Consider the reaction $$\mathrm{CaSO}_{4}(s) \rightleftharpoons \mathrm{Ca}^{2+}(a q)+\mathrm{SO}_{4}^{2-}(a q)$$ At \(25^{\circ} \mathrm{C}\), the equilibrium constant is $K_{c}=2.4 \times 10^{-5}\( for this reaction. (a) If excess \)\operatorname{CaSO}_{4}(s)$ is mixed with water at \(25^{\circ} \mathrm{C}\) to produce a saturated solution of \(\mathrm{CaSO}_{4},\) what are the equilibrium concentrations of \(\mathrm{Ca}^{2+}\) and \(\mathrm{SO}_{4}^{2-}\) ? (b) If the resulting solution has a volume of \(1.4 \mathrm{~L},\) what is the minimum mass of \(\operatorname{CaSO}_{4}(s)\) needed to achieve equilibrium?

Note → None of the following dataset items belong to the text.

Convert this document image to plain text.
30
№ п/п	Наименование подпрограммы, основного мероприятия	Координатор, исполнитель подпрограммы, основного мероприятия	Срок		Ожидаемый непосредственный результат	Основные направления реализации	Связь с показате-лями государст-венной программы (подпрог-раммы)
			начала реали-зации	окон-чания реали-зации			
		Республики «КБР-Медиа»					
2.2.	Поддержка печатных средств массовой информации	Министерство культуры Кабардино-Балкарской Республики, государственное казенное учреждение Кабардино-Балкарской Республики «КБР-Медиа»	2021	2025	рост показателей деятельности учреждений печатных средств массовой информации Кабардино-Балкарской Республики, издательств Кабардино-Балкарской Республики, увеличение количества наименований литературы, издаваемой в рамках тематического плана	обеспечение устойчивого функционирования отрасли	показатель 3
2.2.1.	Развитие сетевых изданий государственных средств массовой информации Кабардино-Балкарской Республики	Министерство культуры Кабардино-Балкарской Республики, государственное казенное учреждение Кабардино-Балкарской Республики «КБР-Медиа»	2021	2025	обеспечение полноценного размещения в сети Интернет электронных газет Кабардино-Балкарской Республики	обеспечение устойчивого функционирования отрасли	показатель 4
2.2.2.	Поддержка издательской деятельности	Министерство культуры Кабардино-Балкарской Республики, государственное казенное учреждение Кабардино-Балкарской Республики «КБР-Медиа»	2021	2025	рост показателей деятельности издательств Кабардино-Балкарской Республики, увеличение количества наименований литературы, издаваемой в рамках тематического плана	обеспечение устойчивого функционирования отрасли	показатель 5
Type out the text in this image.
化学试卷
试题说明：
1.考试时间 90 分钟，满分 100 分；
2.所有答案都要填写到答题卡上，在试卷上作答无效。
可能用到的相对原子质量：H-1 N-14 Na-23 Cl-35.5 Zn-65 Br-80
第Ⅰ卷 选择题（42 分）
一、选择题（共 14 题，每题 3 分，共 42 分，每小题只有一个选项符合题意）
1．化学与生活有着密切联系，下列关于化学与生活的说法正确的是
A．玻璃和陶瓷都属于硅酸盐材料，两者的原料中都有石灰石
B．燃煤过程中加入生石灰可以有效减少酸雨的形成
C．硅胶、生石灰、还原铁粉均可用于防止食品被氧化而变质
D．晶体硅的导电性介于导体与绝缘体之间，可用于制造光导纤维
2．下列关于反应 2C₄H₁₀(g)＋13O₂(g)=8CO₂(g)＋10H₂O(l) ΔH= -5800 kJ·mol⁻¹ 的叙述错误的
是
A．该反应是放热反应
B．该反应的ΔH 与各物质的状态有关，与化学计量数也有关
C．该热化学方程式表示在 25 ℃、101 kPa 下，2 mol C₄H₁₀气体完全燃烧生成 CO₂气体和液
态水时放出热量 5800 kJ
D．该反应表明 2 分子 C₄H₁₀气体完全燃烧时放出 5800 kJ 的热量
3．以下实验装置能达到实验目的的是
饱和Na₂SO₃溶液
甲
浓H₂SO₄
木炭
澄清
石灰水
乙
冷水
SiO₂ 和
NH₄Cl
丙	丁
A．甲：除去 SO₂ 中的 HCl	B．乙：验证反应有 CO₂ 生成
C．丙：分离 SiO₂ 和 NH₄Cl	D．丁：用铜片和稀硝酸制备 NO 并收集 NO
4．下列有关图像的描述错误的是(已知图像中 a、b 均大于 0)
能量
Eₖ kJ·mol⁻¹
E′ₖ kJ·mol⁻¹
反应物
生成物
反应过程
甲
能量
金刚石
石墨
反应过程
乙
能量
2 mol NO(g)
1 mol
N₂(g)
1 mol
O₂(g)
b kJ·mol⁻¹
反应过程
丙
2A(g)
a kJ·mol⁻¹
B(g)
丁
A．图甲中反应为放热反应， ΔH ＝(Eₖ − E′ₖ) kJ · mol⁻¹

We need to write the expression for the equilibrium constant \(K_c\) for the given reaction: \(\mathrm{CaSO}_{4}(s) \rightleftharpoons \mathrm{Ca}^{2+}(a q)+\mathrm{SO}_{4}^{2-}(a q)\) According to the reaction, the formation of 1 mole of \(\mathrm{Ca}^{2+}\) ion is accompanied by the formation of 1 mole of \(\mathrm{SO}_{4}^{2-}\) ion. Therefore, we can simplify the expression for \(K_c\) as follows: \[ K_c = [\mathrm{Ca}^{2+}][\mathrm{SO}_{4}^{2-}] \]

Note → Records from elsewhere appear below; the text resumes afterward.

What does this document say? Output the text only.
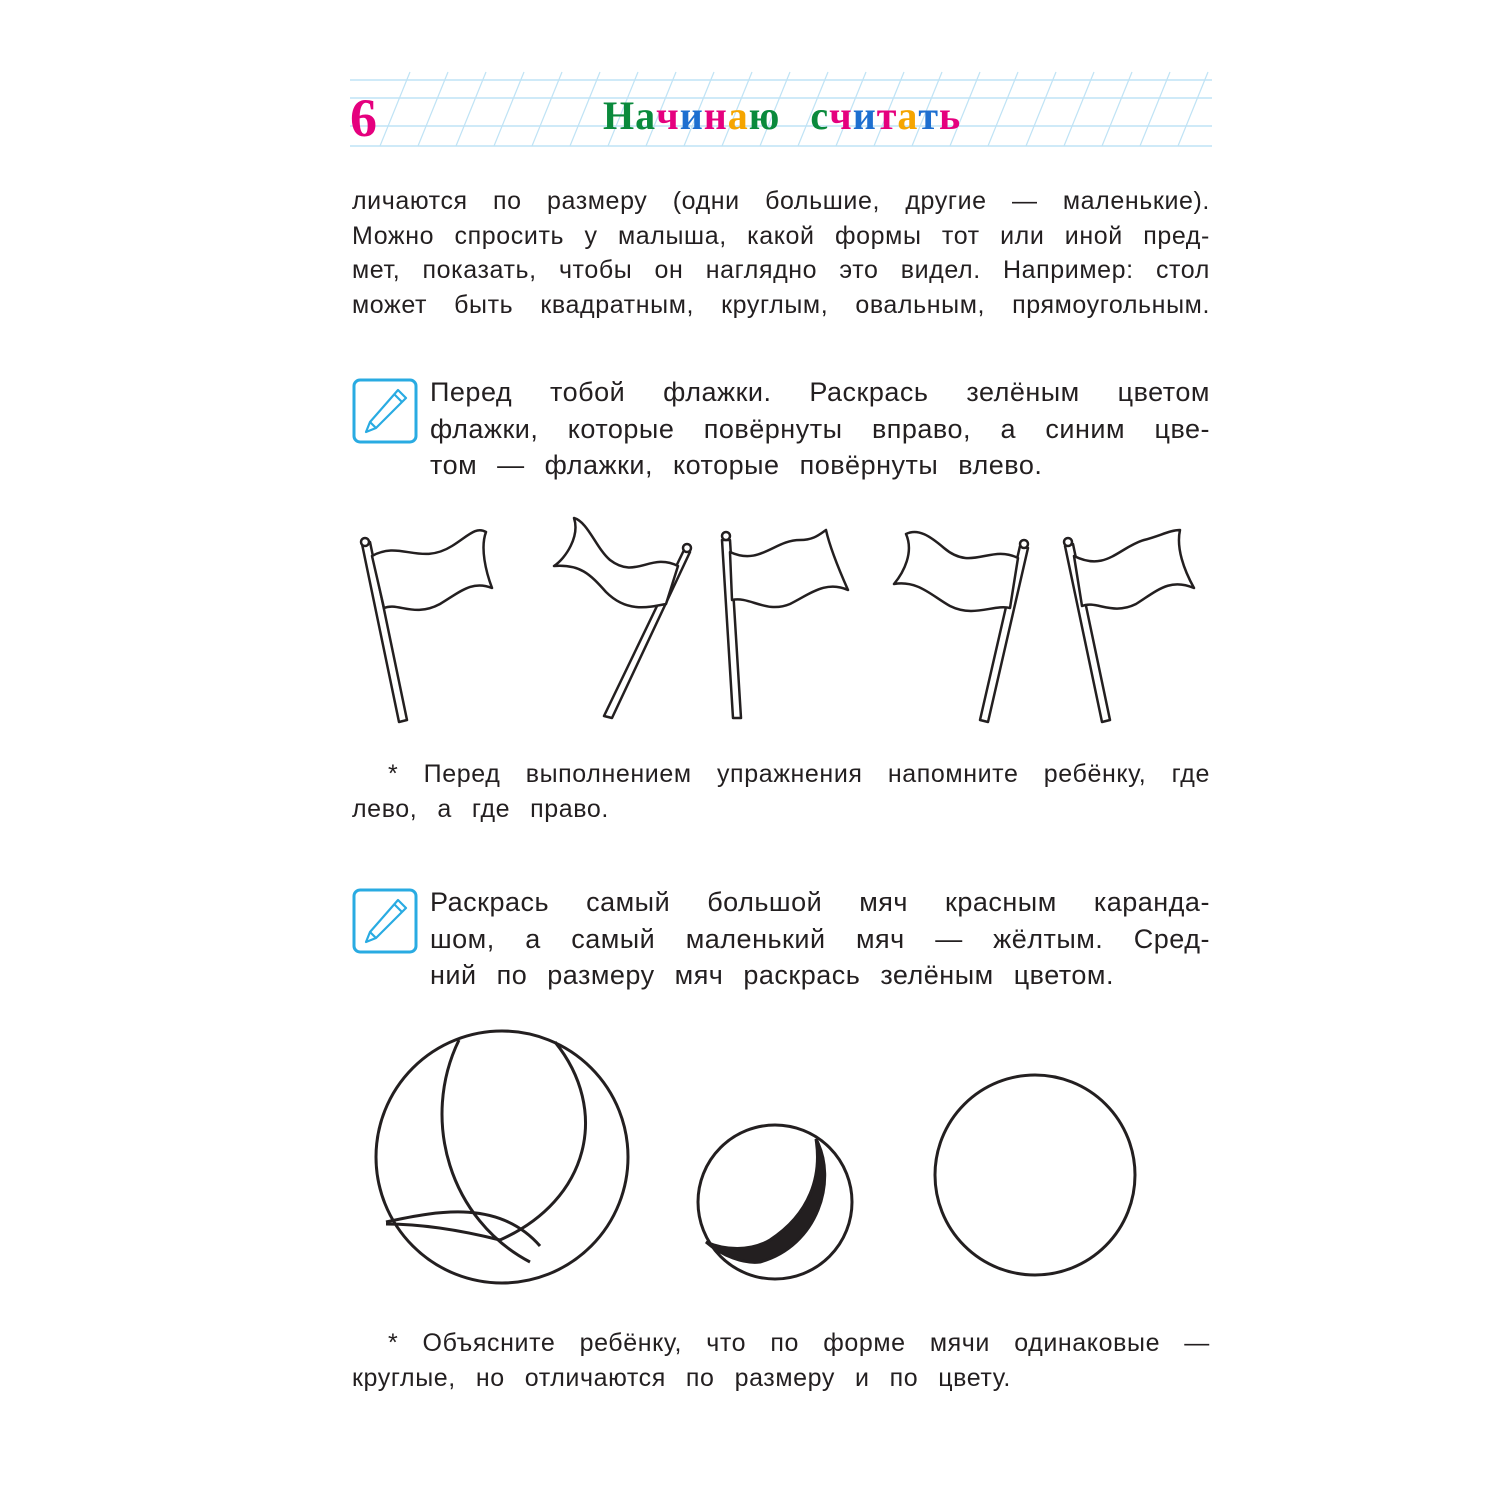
6	Начинаю считать
личаются по размеру (одни большие, другие — маленькие).
Можно спросить у малыша, какой формы тот или иной пред-
мет, показать, чтобы он наглядно это видел. Например: стол
может быть квадратным, круглым, овальным, прямоугольным.
Перед тобой флажки. Раскрась зелёным цветом
флажки, которые повёрнуты вправо, а синим цве-
том — флажки, которые повёрнуты влево.
* Перед выполнением упражнения напомните ребёнку, где
лево, а где право.
Раскрась самый большой мяч красным каранда-
шом, а самый маленький мяч — жёлтым. Сред-
ний по размеру мяч раскрась зелёным цветом.
* Объясните ребёнку, что по форме мячи одинаковые —
круглые, но отличаются по размеру и по цвету.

Let the equilibrium concentrations of \(\mathrm{Ca}^{2+}\) and \(\mathrm{SO}_{4}^{2-}\) be \(x\). According to the reaction, their concentrations are equal. We then have: \(K_c = x^2\) Given \(K_c = 2.4\times 10^{-5}\), we can now solve for \(x\): \(x^2 = 2.4\times 10^{-5}\) \(x = \sqrt{2.4\times 10^{-5}} = 4.9\times 10^{-3}\, \mathrm{M}\) Thus, the equilibrium concentrations of both \(\mathrm{Ca}^{2+}\) and \(\mathrm{SO}_{4}^{2-}\) are \(4.9\times 10^{-3}\, \mathrm{M}\).

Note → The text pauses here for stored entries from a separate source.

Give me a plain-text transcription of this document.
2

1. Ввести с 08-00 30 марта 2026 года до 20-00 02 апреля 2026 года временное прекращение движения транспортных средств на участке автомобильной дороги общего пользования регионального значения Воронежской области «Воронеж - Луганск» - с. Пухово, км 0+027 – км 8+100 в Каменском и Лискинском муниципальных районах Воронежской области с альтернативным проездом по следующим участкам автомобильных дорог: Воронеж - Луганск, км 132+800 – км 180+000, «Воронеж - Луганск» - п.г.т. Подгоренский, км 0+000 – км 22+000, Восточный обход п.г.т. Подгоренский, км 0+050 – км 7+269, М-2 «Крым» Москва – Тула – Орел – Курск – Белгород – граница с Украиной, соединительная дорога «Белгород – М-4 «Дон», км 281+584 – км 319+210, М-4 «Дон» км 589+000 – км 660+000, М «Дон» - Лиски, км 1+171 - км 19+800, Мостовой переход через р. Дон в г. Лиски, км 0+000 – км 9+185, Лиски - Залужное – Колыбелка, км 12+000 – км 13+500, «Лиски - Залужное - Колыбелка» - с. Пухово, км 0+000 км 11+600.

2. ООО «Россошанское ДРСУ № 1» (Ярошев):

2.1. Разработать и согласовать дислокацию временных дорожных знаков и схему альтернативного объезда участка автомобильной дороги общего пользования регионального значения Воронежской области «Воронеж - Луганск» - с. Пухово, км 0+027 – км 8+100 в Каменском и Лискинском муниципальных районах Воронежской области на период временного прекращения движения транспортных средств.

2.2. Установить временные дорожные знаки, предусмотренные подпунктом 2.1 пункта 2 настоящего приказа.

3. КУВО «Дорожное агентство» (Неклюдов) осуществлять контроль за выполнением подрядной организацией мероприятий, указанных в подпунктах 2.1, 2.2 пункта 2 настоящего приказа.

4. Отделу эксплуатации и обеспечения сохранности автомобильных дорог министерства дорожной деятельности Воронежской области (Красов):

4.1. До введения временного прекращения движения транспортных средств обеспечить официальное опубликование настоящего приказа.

Given that the solution has a volume of 1.4 L, we can calculate the moles of \(\mathrm{Ca}^{2+}\) and \(\mathrm{SO}_{4}^{2-}\) at equilibrium: moles of \(\mathrm{Ca}^{2+}\) (and \(\mathrm{SO}_{4}^{2-}\)) = Molar concentration × Volume moles of \(\mathrm{Ca}^{2+}\) (and \(\mathrm{SO}_{4}^{2-}\)) = \(4.9\times 10^{-3}\, \mathrm{M}\times 1.4\, \mathrm{L} = 6.86\times 10^{-3}\, \mathrm{moles}\) Now, we can calculate the minimum mass of \(\mathrm{CaSO}_{4}\) needed using its molar mass. The molar mass of \(\mathrm{CaSO}_{4}\) can be found by adding the individual molar masses of \(\mathrm{Ca}\), \(\mathrm{S}\), and \(\mathrm{O}\): Molar mass of $\mathrm{CaSO}_{4} = 40.08 + 32.06 + 4(16.00) = 136.14\, \mathrm{g/mol}\) Finally, we can calculate the minimum mass by multiplying the moles of \(\mathrm{CaSO}_{4}\) needed by its molar mass: Minimum mass of \(\mathrm{CaSO}_{4}\) = moles × molar mass Minimum mass of \(\mathrm{CaSO}_{4}\) = \(6.86\times 10^{-3}\, \mathrm{moles} \times 136.14\, \mathrm{g/mol} = 0.93\, \mathrm{g}\) Therefore, the minimum mass of \(\mathrm{CaSO}_{4}(s)\) needed to achieve equilibrium in a 1.4 L solution is 0.93 g.